Under the name of the reputed organization
Work Health Organization (WHO) is a specific wing of UN, that tracks the world health. The organization is now warning the public to be aware of phishing scams that scammers are actively doing. Here, users feared of Coronavirus outbreak are sent emails that contain malicious attachments for downloading malware, links to phishing sites to steal credentials etc. Some would even ask to donate directly to an account, all under the name of WHO.
This made WHO to release a press statement alerting users in wild as;
- never ask you to log in to view safety information
- never email attachments you didn’t ask for
- never ask you to visit a link outside of www.who.int
- never charge money to apply for a job, register for a conference, or reserve a hotel
- never conduct lotteries or offer prizes, grants, certificates or funding through email
- never ask you to donate directly to emergency response plans or funding appeals.
WHO has already declared the Coronavirus as a global health emergency (COVID-19). And is alerting everyone to take needed precautions to avoid being infected. With respect to online scams, it has set up a reporting page so that users can report any suspicious acts on its name.

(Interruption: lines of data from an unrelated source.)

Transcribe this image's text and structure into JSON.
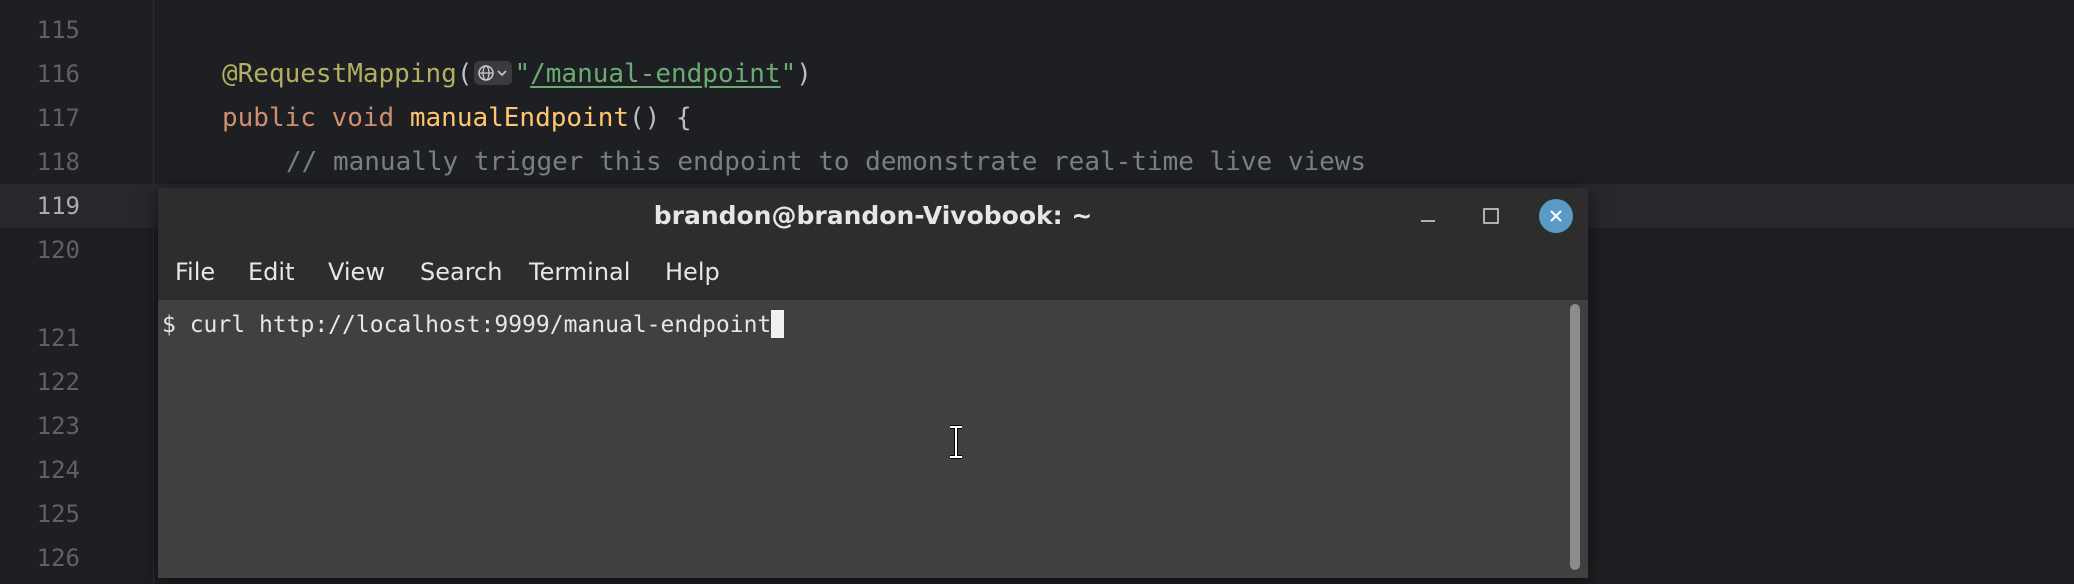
{
  "editor": {
    "lines": [
      {
        "num": "115"
      },
      {
        "num": "116",
        "tokens": {
          "annotation": "@RequestMapping",
          "open_paren": "(",
          "open_quote": "\"",
          "path": "/manual-endpoint",
          "close_quote": "\"",
          "close_paren": ")"
        }
      },
      {
        "num": "117",
        "tokens": {
          "kw_public": "public",
          "kw_void": "void",
          "method": "manualEndpoint",
          "rest": "() {"
        }
      },
      {
        "num": "118",
        "tokens": {
          "comment": "// manually trigger this endpoint to demonstrate real-time live views"
        }
      },
      {
        "num": "119"
      },
      {
        "num": "120"
      },
      {
        "num": "121"
      },
      {
        "num": "122"
      },
      {
        "num": "123"
      },
      {
        "num": "124"
      },
      {
        "num": "125"
      },
      {
        "num": "126"
      }
    ],
    "icons": {
      "url_badge": "globe-icon",
      "badge_chevron": "chevron-down-icon"
    }
  },
  "terminal": {
    "title": "brandon@brandon-Vivobook: ~",
    "menu": [
      "File",
      "Edit",
      "View",
      "Search",
      "Terminal",
      "Help"
    ],
    "prompt": "$ ",
    "command": "curl http://localhost:9999/manual-endpoint",
    "colors": {
      "close_button": "#5a9ac4",
      "body_bg": "#404040",
      "titlebar_bg": "#2d2d2d"
    },
    "icons": {
      "minimize": "minimize-icon",
      "maximize": "maximize-icon",
      "close": "close-icon",
      "pointer": "text-cursor-icon"
    }
  }
}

Suspicious links and attachments
Here, the attacking campaign would go as sending emails to users and asking them to download the attachment, where they claim to have said Safety Measures against Coronavirus or asking them to verify their email by entering username and password on a pop-up created for stealing credentials.
Aside from WHO, there are several government departments and CyberSecurity firms alerted users about such phishing scams in the wild. US FTC previously warned about suspicious emails, texts, etc. UK’s CDC to has warned about impersonating methods. Security firms as Malware Hunter, Imperva and Sophos to have warned users of such phishing schemes.